Vitamin K status in Children with Osteogenesis Imperfecta
Osteogenesis Imperfecta is a rare genetic disease where, in about 90% of the cases, a mutation is present in collagen-1-related genes [1,2]. Collagen type 1 is the most abundant type of collagen in bone and accounts for about 20-25% of the bone mass [3][4]. It determines the elasticity of the bone [3]. In Osteogenesis imperfecta the mild type 1 form is mainly caused by quantitative lack of collagen, which is further structurally normal. Most other types are a result of misfolding of the collagen, because of a substituted amino acid [4], or - to a lesser extend - because of exon skipping, leading to a truncated collagen molecule [2]. Misfolded and truncated collagen lead to a more disorganized bone structure [4].
The body tries to ‘fix’ the problem by discharging the defect molecules from the bone. Because the problem is genetic and not just an incidental mistake, this leads to chronic increased bone turnover [5][6]. This is shown in children with O.I., where osteoblast activity was decreased and osteoclast activity was increased [5].
Another general characteristic of Osteogenesis Imperfecta is the hypermineralized bone [7][8], which contributes to more fragile bones, because of increased stiffness [4]. This is independent of the type of O.I.[7]. The mineral compound of bone matrix forms plates that fill the free space within the matrix. The packing density needs to be higher in Osteogenesis Imperfecta bone in order to fill the larger spaces present [9] [7], due to lower collagen content [9].

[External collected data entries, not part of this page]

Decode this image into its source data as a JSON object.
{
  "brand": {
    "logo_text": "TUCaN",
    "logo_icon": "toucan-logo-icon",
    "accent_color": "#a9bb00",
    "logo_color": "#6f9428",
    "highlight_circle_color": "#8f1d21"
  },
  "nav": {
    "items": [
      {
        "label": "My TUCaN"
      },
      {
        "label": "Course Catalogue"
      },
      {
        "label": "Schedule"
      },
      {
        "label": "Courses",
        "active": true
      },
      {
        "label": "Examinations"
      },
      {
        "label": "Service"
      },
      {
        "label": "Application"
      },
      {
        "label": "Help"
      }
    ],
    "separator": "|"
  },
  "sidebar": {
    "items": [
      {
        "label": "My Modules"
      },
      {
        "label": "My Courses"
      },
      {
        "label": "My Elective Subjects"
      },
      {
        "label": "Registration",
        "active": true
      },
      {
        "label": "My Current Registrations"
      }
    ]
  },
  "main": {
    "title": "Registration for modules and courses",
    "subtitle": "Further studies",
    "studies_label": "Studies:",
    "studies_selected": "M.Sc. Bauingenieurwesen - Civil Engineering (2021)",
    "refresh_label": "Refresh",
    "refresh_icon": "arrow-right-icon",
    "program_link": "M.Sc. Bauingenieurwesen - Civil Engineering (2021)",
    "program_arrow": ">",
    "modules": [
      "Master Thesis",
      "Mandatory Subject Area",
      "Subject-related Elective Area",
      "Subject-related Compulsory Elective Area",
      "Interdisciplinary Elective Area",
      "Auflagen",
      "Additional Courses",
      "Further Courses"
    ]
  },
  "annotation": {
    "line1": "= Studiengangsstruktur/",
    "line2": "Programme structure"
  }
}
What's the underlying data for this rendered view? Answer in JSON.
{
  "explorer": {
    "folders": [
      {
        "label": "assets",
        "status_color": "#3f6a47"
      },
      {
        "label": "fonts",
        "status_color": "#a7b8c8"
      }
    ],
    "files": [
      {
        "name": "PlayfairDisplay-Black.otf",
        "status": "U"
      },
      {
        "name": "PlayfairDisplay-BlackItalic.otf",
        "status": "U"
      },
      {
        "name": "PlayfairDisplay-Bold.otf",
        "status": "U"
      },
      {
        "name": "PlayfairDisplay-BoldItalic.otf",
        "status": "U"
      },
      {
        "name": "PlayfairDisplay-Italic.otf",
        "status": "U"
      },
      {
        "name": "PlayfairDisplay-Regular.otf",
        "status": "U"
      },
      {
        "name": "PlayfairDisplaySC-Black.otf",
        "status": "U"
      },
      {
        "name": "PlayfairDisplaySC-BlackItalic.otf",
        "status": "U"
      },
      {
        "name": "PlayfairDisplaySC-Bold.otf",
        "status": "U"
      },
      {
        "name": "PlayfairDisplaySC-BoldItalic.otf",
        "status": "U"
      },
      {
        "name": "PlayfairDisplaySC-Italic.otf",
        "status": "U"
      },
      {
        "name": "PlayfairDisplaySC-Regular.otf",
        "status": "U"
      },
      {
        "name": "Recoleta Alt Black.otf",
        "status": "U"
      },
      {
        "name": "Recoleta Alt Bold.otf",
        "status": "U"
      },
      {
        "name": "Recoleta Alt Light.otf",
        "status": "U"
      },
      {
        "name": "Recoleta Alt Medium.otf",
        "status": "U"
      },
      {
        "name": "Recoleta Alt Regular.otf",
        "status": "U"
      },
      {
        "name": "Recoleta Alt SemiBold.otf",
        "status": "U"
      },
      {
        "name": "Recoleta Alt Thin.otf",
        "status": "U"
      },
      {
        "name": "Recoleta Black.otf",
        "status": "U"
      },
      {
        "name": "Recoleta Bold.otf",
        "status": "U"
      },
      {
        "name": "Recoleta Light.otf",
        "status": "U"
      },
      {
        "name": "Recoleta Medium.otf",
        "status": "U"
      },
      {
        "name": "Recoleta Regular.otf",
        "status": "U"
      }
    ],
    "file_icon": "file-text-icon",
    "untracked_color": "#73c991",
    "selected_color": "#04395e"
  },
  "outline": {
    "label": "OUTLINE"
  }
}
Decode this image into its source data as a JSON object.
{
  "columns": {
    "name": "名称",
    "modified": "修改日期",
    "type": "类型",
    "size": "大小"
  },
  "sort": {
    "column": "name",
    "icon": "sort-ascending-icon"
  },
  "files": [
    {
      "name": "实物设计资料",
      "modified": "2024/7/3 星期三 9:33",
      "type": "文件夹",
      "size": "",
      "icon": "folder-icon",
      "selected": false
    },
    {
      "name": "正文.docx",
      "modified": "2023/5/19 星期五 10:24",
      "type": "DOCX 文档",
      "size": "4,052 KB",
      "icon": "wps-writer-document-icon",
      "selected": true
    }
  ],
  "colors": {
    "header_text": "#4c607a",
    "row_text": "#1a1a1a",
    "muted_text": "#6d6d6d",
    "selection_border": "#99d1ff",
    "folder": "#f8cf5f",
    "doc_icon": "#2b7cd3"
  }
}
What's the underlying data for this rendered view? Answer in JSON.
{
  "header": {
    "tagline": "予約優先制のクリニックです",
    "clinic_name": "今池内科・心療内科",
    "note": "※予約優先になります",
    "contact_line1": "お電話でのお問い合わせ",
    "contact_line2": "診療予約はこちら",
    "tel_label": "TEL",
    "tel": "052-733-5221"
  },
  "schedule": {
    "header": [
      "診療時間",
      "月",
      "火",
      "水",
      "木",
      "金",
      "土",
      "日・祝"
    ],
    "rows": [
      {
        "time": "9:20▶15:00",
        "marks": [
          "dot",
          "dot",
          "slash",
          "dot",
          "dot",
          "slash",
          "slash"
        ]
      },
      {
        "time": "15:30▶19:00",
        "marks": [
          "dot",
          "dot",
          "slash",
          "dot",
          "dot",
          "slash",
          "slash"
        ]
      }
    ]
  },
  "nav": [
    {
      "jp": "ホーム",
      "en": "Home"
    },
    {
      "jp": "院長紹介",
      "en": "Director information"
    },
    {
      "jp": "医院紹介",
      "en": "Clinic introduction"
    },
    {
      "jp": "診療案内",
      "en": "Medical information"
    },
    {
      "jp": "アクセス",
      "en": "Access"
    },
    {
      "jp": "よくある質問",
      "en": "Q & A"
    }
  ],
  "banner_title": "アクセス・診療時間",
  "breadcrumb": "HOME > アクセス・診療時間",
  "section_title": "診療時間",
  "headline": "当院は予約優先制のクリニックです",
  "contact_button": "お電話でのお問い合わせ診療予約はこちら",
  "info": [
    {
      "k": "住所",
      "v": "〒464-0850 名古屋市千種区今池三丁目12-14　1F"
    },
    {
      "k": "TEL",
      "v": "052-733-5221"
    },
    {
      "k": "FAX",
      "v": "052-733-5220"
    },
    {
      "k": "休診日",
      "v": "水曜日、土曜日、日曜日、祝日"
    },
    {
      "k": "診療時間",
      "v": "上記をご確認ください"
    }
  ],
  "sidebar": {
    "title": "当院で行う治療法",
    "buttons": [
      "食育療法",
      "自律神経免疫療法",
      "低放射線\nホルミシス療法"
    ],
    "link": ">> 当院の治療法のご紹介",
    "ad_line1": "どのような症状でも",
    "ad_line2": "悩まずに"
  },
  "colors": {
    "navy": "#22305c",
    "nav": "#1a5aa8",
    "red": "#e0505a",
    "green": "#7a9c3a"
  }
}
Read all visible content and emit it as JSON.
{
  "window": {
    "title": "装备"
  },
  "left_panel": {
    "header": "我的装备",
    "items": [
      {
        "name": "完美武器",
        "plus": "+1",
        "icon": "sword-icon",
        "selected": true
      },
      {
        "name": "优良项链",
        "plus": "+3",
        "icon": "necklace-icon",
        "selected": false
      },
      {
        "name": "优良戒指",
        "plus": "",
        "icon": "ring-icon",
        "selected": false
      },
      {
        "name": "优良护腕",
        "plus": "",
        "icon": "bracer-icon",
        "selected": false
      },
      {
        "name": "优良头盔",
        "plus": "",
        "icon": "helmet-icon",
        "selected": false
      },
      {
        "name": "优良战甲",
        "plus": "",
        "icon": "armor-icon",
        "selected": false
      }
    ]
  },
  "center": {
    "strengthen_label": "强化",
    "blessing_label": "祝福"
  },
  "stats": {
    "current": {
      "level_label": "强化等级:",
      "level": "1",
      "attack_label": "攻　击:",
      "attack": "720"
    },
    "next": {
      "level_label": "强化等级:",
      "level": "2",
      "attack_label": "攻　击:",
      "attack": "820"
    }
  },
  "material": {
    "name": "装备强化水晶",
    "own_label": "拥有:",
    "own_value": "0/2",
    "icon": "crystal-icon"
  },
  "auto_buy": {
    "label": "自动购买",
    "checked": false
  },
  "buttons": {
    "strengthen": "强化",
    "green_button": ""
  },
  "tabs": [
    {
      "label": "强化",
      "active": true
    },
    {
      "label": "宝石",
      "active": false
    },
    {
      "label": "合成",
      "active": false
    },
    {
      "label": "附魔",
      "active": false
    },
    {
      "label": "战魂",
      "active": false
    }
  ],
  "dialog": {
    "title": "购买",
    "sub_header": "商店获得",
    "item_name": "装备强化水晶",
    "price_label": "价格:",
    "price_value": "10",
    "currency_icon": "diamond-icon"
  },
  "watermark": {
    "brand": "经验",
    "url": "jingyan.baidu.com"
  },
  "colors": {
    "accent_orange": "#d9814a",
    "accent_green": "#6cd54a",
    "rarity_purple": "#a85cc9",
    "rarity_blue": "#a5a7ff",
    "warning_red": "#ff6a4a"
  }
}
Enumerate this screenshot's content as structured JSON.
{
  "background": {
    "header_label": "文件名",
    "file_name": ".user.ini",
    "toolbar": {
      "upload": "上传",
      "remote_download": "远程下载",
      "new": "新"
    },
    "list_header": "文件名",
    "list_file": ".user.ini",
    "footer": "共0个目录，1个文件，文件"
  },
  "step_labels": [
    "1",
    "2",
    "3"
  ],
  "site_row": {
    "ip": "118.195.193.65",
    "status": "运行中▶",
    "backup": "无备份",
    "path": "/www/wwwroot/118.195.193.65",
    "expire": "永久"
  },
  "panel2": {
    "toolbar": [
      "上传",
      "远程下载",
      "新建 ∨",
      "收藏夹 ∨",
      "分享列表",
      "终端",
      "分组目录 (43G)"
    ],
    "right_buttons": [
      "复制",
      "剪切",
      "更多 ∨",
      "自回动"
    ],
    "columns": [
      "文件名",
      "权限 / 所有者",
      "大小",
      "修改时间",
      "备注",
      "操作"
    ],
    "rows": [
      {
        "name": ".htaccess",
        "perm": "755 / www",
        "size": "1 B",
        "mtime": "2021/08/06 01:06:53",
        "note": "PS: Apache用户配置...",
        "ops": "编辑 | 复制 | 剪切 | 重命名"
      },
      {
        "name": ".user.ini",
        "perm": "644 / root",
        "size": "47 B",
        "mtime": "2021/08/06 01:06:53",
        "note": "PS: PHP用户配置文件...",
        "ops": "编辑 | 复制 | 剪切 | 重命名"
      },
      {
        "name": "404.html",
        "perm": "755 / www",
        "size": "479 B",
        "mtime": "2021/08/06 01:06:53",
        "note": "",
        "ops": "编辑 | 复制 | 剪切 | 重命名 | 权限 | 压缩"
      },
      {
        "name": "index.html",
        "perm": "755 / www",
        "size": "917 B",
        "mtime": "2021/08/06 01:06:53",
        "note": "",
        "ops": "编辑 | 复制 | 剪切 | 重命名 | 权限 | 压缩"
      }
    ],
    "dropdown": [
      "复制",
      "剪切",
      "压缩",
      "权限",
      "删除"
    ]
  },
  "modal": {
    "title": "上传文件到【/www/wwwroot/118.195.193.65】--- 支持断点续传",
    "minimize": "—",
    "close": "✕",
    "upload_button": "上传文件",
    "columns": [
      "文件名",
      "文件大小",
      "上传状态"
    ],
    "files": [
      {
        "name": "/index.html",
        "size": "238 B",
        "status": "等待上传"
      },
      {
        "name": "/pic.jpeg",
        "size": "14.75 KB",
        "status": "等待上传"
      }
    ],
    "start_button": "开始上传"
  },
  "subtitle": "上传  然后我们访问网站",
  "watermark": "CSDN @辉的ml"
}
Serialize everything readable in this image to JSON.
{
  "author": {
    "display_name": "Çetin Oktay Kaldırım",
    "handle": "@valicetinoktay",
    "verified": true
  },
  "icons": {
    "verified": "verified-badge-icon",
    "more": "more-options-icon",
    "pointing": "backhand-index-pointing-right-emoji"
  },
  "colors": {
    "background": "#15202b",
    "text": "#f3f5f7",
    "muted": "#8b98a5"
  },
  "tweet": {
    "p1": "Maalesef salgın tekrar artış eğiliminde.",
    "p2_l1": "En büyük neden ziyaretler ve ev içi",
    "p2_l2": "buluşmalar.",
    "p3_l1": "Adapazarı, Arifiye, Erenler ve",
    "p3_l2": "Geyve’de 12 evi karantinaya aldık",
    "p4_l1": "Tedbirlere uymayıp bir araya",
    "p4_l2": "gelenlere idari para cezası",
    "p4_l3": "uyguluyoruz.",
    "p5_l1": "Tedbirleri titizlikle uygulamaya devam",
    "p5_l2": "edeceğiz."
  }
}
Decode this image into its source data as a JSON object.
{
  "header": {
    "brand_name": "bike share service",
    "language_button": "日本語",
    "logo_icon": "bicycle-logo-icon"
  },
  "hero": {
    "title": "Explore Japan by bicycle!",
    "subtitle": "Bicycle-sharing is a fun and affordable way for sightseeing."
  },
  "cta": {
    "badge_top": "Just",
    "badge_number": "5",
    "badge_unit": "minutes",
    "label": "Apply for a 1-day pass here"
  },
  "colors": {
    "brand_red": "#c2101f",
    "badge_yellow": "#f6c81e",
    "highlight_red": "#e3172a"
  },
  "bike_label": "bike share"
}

Osteocalcin, a small bone-specific matrix protein is synthesized by osteoblasts [10] [11] and plays an important role in mineralization of bone matrix. It is available in the human body in two forms: carboxylated and uncarboxylated. The uncarboxylated form of osteocalcin is found to be a hormone, stimulating insulin-secretion and thereby mediating glucose homeostasis [12][11]. The carboxylated form of osteocalcin is important in the formation of maturated hydroxyapatite, the mineral component of bone [10][11]. The exact role of carboxylated osteocalcin in bone matrix is not yet completely clear, but it likely plays an important role in prevention of cracks in bone after fracturing and improving bone toughness [13]. Carboxylation of osteocalcin is mediated by vitamin K [10].
The Matrix Gla protein (MGP), most abundantly found in bone and cartilage, also is dependent on vitamin K for its carboxylation. Carboxylation of MGP prevents growth plate cartilage mineralization [14][15] and thereby calcification. Bone growth is consequently enhanced. When MGP is insufficiently present (i.e. higher undercarboxylated concentrations), this will result in early calcification of cartilage, leading to short stature, osteopenia and fractures [16].
Vitamin K is found in leafy vegetables (phylloquinone) and as a product of bacterial fermentation (menaquinone)[17]. Dietary intake of vitamin K varies greatly among populations [17]. Since it was proposed that healthy children may already have a suboptimal vitamin K intake [18], it may be even more so for children with O.I.
We aim to assess whether vitamin K levels in children with O.I. are even lower than in healthy children. If this proves to be true, the next step will be starting vitamin K supplementation therapy in a clinical trial. Van Summeren et al. already showed that vitamin K levels in prepubertal children can be improved by vitamin K supplementation [18]. Therefore, this is a potential very easy treatment option to achieve better bone health and growth in children with O.I.